Ursula holds up the imp and shakes him like a rug. “He! This one! HE is responsible. It all goes back to HIM!” The over-grown lunk of a girl-Saint lets go one hand. She points with wholehearted conviction at Tara. “And, and, and … YOU are responsible. Red, wretched demon. Put some clothes on. Prancing around half-naked where we can see Your … Your …” Ursula pauses, whispers, “boobies.”
“Oh, dearie Me, not that mammary nonsense,” says our Virgin Mother. “Jesu’s New Gospel of Nasty. What is His problem with a healthy set of paps? He was just fine sucking on Mine when He needed them.”
“I am called!” A re-greening Tara raises her arms. Only She hears the summons. Her serene face brims with its virtuous message. “The great Sangha of Buddhas and Bodhisattvas is mustering. A world of woe cries out to Us.” Her lotus vehicle rises up, buoyant, bearing Green Tara away into the aether. She cries farewell. “How sublime Our dedication to sorrowing mortals. How boundless their need.”

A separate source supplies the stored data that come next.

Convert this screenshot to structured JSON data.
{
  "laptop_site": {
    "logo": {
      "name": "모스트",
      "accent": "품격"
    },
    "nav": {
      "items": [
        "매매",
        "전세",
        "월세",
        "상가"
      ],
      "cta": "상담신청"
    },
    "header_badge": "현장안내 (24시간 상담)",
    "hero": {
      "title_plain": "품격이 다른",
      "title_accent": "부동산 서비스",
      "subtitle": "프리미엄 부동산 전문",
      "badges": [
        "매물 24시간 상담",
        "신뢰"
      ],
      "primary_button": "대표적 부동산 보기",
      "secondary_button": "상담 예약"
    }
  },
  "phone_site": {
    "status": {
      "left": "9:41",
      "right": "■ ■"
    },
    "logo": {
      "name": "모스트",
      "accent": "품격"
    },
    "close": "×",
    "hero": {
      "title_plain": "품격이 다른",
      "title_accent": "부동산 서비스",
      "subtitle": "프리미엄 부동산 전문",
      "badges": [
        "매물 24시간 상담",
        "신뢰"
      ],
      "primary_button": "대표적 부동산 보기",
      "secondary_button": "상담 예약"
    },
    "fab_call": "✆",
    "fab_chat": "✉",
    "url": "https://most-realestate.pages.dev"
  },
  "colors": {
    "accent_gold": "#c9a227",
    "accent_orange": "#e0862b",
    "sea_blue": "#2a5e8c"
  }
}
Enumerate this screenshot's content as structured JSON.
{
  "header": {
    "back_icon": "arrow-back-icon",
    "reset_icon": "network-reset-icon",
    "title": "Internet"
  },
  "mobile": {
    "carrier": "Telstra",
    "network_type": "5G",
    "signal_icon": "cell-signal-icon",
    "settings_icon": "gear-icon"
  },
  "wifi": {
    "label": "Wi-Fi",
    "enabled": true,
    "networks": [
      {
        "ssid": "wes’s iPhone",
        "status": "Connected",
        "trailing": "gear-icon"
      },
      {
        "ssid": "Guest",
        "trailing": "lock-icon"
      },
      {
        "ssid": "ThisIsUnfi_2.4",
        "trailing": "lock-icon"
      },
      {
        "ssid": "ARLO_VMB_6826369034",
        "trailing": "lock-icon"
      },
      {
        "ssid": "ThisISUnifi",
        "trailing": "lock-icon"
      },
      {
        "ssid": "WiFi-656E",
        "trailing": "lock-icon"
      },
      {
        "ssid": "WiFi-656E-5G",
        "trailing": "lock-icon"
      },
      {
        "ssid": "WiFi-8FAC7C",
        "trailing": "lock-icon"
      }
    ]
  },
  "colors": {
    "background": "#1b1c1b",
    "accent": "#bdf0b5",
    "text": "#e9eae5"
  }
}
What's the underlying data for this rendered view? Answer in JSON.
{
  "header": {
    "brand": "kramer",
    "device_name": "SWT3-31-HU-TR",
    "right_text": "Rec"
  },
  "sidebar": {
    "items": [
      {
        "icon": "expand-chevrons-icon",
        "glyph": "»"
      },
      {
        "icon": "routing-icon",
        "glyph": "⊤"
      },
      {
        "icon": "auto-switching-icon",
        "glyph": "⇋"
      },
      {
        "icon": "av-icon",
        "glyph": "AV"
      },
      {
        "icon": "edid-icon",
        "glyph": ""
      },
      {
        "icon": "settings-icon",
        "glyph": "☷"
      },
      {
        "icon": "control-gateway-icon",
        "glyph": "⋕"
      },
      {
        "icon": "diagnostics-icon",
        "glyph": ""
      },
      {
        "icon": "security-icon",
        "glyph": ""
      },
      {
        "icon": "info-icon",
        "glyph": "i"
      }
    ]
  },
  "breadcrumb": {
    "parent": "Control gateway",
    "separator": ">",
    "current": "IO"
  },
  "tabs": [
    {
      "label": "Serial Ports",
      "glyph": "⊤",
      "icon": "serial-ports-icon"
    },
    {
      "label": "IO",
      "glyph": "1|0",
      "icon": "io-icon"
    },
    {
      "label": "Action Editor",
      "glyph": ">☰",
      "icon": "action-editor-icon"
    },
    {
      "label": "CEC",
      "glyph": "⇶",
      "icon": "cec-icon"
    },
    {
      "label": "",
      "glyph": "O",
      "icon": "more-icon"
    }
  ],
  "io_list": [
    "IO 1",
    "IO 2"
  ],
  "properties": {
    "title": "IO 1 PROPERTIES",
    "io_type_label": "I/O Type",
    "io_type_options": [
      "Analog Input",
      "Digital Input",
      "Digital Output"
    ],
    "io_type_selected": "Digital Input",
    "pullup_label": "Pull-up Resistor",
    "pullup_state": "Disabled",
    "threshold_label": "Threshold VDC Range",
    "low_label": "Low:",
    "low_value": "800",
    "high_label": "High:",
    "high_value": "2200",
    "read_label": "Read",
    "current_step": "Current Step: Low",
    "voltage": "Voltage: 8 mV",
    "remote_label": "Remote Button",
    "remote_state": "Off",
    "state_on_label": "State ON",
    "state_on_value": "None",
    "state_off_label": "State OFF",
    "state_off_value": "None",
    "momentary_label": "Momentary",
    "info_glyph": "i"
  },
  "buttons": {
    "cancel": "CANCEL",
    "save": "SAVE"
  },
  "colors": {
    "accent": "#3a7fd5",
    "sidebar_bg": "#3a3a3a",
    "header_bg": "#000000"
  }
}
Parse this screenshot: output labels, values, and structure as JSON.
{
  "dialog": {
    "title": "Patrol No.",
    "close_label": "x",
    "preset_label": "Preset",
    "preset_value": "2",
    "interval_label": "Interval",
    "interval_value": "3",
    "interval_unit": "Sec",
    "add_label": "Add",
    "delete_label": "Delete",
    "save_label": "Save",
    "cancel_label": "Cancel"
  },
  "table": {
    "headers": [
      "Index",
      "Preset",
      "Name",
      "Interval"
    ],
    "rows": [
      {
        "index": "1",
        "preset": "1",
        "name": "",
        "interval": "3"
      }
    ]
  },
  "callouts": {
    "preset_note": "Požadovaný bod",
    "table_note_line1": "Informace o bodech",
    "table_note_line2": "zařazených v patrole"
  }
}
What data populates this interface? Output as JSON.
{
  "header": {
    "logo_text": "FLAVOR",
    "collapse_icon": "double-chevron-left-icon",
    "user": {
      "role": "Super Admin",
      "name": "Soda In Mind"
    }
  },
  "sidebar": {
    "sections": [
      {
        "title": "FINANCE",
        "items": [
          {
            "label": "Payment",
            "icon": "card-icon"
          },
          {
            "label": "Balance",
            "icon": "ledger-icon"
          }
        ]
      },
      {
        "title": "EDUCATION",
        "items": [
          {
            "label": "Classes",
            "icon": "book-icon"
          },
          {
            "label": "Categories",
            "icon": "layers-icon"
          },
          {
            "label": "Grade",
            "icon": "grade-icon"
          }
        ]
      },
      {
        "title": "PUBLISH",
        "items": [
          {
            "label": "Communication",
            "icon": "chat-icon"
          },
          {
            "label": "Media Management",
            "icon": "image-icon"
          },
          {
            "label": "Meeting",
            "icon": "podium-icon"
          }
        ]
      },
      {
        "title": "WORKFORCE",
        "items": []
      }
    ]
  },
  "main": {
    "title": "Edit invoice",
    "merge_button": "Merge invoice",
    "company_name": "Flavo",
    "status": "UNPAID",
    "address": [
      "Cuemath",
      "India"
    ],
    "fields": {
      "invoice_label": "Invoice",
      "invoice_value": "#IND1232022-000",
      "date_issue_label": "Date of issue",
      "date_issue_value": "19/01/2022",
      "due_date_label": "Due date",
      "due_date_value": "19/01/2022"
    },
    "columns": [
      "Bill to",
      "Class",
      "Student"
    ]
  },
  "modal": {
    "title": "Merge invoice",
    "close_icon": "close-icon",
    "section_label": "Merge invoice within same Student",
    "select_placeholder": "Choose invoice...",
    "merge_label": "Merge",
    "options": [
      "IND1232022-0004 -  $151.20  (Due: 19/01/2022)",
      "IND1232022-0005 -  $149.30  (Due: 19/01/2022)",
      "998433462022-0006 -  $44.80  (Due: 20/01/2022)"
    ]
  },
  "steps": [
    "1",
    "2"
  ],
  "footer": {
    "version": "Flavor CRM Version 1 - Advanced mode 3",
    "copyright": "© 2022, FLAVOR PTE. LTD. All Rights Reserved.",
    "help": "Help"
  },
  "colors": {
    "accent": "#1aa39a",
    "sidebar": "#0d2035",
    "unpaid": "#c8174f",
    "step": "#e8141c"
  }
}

“How doomed their sorry asses,” says the Virgin. “Miserable chumps. Mortals have a terrible lot. Really they do. But a Compassion Convention?” The Virgin looks thoughtful, even sad, like She wishes the world other than what it is. “Might as well sprinkle faery dust. Tara means well.”
In Heaven’s aery dome two traveling thrones pass each other like two great sky ships. Tara heads back to Her Buddha realm and the Virgin’s first born approaches. Wherever Lord Jesus goes He does it aboard His rigid, five-walled flying compartment, a hollow cube equipped inside with pediments, banners, jeweled dais, heraldic animals, obsequious attendants. It hovers just above the flower field. The engine blowers mangle an entirely new section of daffodils.
Saints fall on their faces in adoration. A strangled squeak is heard as Ursula smothers Sarconsson beneath her.
From within the flying cubical The Lord speaks. His Holy Face is stormy. “What is happening here, Mother? It’s My brand-new turn to rule and suddenly the world stops. Things start falling off. Mortals shrieking bloody murder. Clogging the prayer channels. Churches pancaking. This is Jude’s doing, I know it. This is sabotage. Ruined the world to spite Me. To humiliate Me.”
“Leave Your Brother out of this,” The Virgin says, Her voice sounding tired.
“Why? So You can cover for Him? The Little Prick spoils everything of Mine.”
Virgin Mom gives Him the hairy eyeball. “Hush! Stop it. Stop talking. You lose throne privileges for a month if you say one more word, one more word.”
“One more word,” the Lord jeers. “There. I said it. What are You going to do? Let’s see You do something. Michael! Michael, get your bougie self over here. Tell Mother how you had to stuff Jude inside the Earth when it came time for us to switch. How you had to stomp on His fingers and push Him down there because He wouldn’t go like He was supposed to. It was disgraceful.”
St. Michael creeps up through this hullabaloo and kneels among spring blooms. The Archangel looks distinctly uncomfortable, having no desire to get between the Boss and Her Son.
“Did you really?” the Virgin asks, astonished. “Step on his hands?”
St. Michael shrugs. “Jude’s a spirited lad. Always has been.”